Huxley, Thomas Henry (1825-1895)
It is the first duty of a hypothesis to be intelligible.
Huxley, Thomas Henry (1825-1895)
The mathematician
starts with a few
propositions, the
proof of which is so
obvious that they
are called
self-evident, and
the rest of his work
consists of subtle
deductions from
them. The teaching
of languages, at any
rate as ordinarily
practised, is of the
same general nature:
authority and
tradition furnish
the data, and the
mental operations
are deductive.
"Scientific
Education - Notes of
an After-dinner
Speech." Macmillan's
Magazine, Vol XX,
1869.
Huxley, Thomas Henry (1825-1895)
This seems to be one of the many cases in which the admitted accuracy of mathematical processes is allowed to throw a wholly inadmissible appearance of authority over the results obtained by them. Mathematics may be compared to a mill of exquisite workmanship, which grinds your stuff of any degree of fineness; but, nevertheless, what you get out depends on what you put in; and as the grandest mill in the world will not extract wheat flour from peascods, so pages of formulae will not get a definite result out of loose data.
Quarterly Journal of the Geological Society, 25,1869.
Huxley, Aldous
[He] was as much
enchanted by the
rudiments of algebra
as he would have
been if I had given
him an engine worked
by steam, with a
methylated spirit
lamp to heat the
boiler; more
enchanted, perhaps,
for the engine would
have got broken,
and, remaining
always itself, would
in any case have
lost its charm,
while the rudiments
of algebra continued
to grow and blossom
in his mind with an
unfailing
luxuriance. Every
day he made the
discovery of
something which
seemed to him
exquisitely
beautiful; the new
toy was
inexhaustible in its
potentialities.
Huxley, Aldous
I admit that mathematical science is a good thing. But excessive devotion to it is a bad thing.
Interview with J. W. N. Sullivan, Contemporary Mind, London, 1934.
Huxley, Aldous
If we evolved a race of Isaac Newtons, that would not be progress. For the price Newton had to pay for being a supreme intellect was that he was incapable of friendship, love, fatherhood, and many other desirable things. As a man he was a failure; as a monster he was superb.

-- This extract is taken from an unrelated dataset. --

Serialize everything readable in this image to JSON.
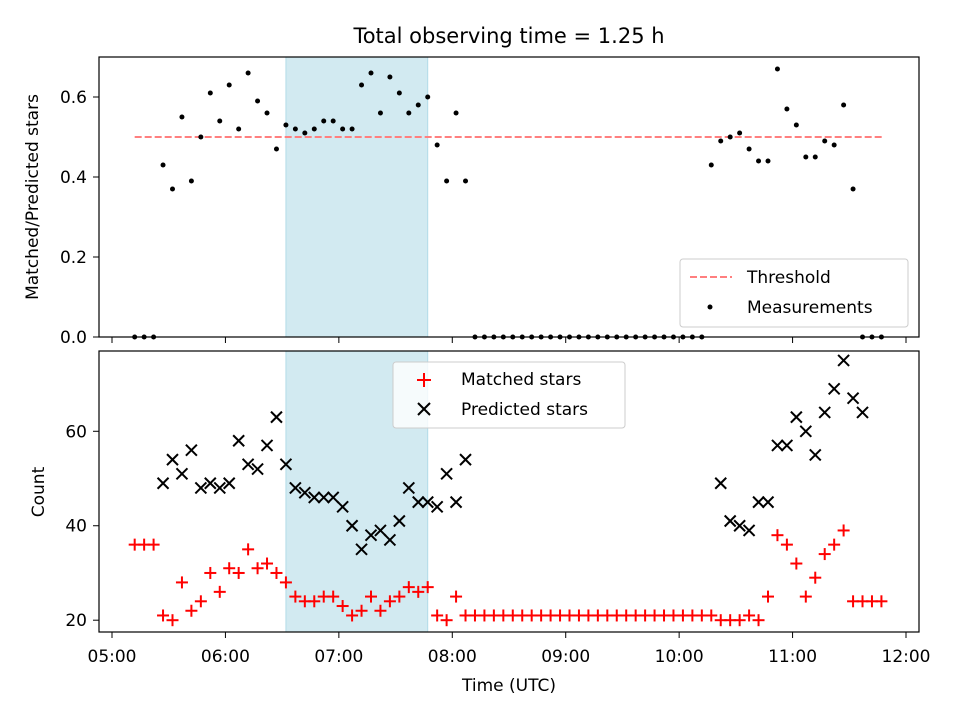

Interview with J. W. N. Sullivan, Contemporary Mind, London, 1934.
Hume, David (1711 - 1776)
If we take in our hand any volume; of divinity or school metaphysics, for instance; let us ask, `Does it contain any abstract reasoning concerning quantity or number?' No. `Does it contain any experimental reasoning concerning matter of fact and existence?' No. Commit it then to the flames: for it can contain nothing but sophistry and illusion.
Treatise Concerning Human Understanding.
Hughes, Richard
Science, being human enquiry, can hear no answer except an answer couched somehow in human tones. Primitive man stood in the mountains and shouted against a cliff; the echo brought back his own voice, and he believed in a disembodied spirit. The scientist of today stands counting out loud in the face of the unknown. Numbers come back to him - and he believes in the Great Mathematician.
In J. R. Newman (ed.) The World of Mathematics, New York: Simon and Schuster, 1956.
Hofstadter, Douglas R. (1945 - )
Hofstadter's Law: It always takes longer than you expect, even when you take into account Hofstadter's Law.
Godel, Escher, Bach 1979.
Holmes, Oliver Wendell
I was just going to say, when I was interrupted, that one of the many ways of classifying minds is under the heads of arithmetical and algebraical intellects. All economical and practical wisdom is an extension of the following arithmetical formula: 2 + 2 = 4. Every philosophical proposition has the more general character of the expression a + b = c. We are mere operatives, empirics, and egotists until we learn to think in letters instead of figures.
The Autocrat of the Breakfast Table.